Ce sondage, met en évidence le fossé générationnel entre les jeunes et les moins jeunes sur l'Europe. Les eurosceptiques sont généralement les plus âgés (35% des plus de 65 ans veulent sortir de l'union). Cette tension entre les classes d'âge devrait atteindre son paroxysme en 2017, si le référendum voulu par David Cameron sur une éventuelle sortie de l'UE se tient.

La menace venue de l'Est

Seniors et autres conservateurs de tous poils craignent l'invasion prochaine des Bulgares et des Roumains. Les deux pays intégreront pleinement l'Union européenne le 1er janvier 2014 et leurs habitants pourront enfin avoir les mêmes droits que les autres membres de l'UE. Ils pourront ainsi bénéficier des mêmes droits, sur le plan professionnel, que les autres Européens s'ils s'installent au Royaume-Uni. Le code du travail britannique ne s'applique aujourd'hui pas à ces pays. Un Bulgare, par exemple, ne peut prétendre qu'à un poste de saisonnier ou à travailler en indépendant.

Les études paranoïaques se multiplient pour tenter de savoir combien d'étrangers vont prendre le travail des braves citoyens anglais. Un rapport, issu du think tank américain The Democracy Institute, avance le chiffre 77.000 nouveaux migrants tous les ans qui viendraient après le 1er janvier 2014 de Bulgarie et de Roumanie. Ils seraient déjà 385.000 à attendre impatiemment cette date pour envahir l'île. L'institut indépendant britannique Migration Watch parle plutôt de 50.000 nouveaux entrants.

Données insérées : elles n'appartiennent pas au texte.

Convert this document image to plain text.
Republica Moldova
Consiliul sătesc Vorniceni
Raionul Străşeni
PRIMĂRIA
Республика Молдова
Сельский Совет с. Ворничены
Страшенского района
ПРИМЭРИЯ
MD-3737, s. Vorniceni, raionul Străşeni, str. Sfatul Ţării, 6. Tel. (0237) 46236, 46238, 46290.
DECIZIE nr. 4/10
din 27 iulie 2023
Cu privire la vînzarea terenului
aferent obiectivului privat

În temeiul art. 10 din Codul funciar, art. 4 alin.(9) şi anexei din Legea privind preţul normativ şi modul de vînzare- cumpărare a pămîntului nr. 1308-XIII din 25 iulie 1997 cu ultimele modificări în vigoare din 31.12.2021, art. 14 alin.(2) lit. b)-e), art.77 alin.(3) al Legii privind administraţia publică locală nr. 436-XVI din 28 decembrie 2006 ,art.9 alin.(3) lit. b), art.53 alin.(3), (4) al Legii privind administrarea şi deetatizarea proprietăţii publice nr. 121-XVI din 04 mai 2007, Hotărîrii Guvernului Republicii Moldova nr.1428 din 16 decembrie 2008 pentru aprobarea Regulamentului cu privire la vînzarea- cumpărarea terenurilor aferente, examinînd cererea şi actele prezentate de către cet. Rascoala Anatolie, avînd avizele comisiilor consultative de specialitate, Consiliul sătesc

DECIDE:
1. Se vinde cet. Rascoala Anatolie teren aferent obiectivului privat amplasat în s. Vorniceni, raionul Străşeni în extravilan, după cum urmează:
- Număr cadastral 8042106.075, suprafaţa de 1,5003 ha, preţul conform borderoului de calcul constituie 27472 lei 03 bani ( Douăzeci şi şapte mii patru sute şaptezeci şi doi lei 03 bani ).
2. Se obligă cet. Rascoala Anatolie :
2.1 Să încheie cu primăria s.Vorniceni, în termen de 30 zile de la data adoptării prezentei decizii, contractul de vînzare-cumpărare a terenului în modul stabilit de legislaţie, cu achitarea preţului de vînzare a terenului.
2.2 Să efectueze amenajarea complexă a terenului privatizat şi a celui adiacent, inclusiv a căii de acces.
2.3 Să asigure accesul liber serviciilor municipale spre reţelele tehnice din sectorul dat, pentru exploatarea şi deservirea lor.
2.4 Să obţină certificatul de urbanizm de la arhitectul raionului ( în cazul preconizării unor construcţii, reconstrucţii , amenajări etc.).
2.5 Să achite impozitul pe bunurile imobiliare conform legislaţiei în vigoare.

Les gouvernements bulgare et roumain tentent de calmer le jeu et assurent que les chiffres seront bien plus faibles. David Cameron, lui, prépare dans son coin une série de mesures visant à contrôler cette supposée arrivée massive. La Coalition au pouvoir souhaiterait soumettre à Bruxelles un plafond annuel de nouveaux entrants dans les pays membres de l'UE.

A ce jour, près de 106.000 migrants, issus de l'Union européenne, se sont installés au Royaume-Uni selon l'Office nationale des statistiques britanniques (ONS). David Cameron aimerait voir se chiffre ramené… à 30.000 en mettant en place des procédures de contrôles plus sévères.